When ready to prepare the latkes, drain the potatoes. The latkes come out best if grated by hand  (but you can also use a food processor fitted with a knife blade. Pulse until smooth). Grate the onion by hand or with the food processor .Either way, drain mixture well.
Pour potato mixture into a large bowl. Add beaten eggs. Add salt and pepper. Add enough matzoh meal or flour so that the mixture holds together.
Pour 1 inch of oil into a large, deep frying pan. Fry to the level of crispness that you like.

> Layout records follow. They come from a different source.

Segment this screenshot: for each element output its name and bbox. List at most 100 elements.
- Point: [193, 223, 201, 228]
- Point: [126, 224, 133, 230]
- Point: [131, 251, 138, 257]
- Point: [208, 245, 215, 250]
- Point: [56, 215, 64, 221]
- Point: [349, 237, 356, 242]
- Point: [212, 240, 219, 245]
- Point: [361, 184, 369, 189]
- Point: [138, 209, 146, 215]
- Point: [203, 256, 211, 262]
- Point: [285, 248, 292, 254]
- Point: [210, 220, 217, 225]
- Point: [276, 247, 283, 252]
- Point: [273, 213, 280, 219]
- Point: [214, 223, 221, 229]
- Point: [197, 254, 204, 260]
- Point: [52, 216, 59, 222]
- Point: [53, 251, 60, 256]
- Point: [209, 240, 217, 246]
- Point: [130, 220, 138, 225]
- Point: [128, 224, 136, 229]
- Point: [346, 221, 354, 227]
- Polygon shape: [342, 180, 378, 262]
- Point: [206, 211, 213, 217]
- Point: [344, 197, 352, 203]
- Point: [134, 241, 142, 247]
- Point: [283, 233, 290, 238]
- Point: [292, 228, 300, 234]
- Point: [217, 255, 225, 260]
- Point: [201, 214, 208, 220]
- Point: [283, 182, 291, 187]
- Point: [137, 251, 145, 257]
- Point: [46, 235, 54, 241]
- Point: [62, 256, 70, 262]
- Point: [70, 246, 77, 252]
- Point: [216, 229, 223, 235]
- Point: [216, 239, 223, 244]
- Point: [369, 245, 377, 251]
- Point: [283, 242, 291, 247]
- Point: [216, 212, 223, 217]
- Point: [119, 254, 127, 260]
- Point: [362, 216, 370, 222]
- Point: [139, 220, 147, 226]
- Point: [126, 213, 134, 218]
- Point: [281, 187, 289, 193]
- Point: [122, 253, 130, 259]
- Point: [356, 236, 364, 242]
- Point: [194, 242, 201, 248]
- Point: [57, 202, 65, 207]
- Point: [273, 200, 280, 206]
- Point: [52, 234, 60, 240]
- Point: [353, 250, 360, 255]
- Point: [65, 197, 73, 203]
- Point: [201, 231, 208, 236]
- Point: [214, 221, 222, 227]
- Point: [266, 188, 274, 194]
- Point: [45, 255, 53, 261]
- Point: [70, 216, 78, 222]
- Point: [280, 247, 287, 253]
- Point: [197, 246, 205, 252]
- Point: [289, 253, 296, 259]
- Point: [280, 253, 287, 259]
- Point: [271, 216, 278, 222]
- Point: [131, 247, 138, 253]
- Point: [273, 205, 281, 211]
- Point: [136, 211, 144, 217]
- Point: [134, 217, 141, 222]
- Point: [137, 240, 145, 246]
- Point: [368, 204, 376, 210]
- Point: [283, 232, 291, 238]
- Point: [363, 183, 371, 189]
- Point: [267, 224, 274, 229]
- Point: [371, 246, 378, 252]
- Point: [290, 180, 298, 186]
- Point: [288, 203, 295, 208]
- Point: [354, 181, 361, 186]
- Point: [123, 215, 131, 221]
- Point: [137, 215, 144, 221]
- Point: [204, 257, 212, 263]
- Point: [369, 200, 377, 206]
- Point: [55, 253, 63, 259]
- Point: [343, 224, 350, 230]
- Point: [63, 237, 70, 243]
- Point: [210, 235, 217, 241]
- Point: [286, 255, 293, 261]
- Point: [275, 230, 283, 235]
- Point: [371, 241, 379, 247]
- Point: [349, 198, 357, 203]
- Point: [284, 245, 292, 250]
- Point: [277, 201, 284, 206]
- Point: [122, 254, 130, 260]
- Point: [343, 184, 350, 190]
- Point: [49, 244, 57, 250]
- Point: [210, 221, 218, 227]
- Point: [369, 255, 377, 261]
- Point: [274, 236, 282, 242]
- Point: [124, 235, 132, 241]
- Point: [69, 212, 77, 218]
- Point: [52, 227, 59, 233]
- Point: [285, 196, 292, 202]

Serve with sour cream or apple sauce.

Apple Sauce

Apples, peeled, chopped and cored
1 Tbsp lemon juice for every 4 pounds of apples
Sugar to taste (optional)
Cinnamon to taste (optional) 

Place the apples in a pot, and cover half way with water.
Bring to a boil; then, reduce heat and simmer for about 30 minutes until they are soft, stirring frequently.
Use a potato masher to mash the apples to your desired consistency.
Add the lemon juice and any sugar or cinnamon that you wish to include.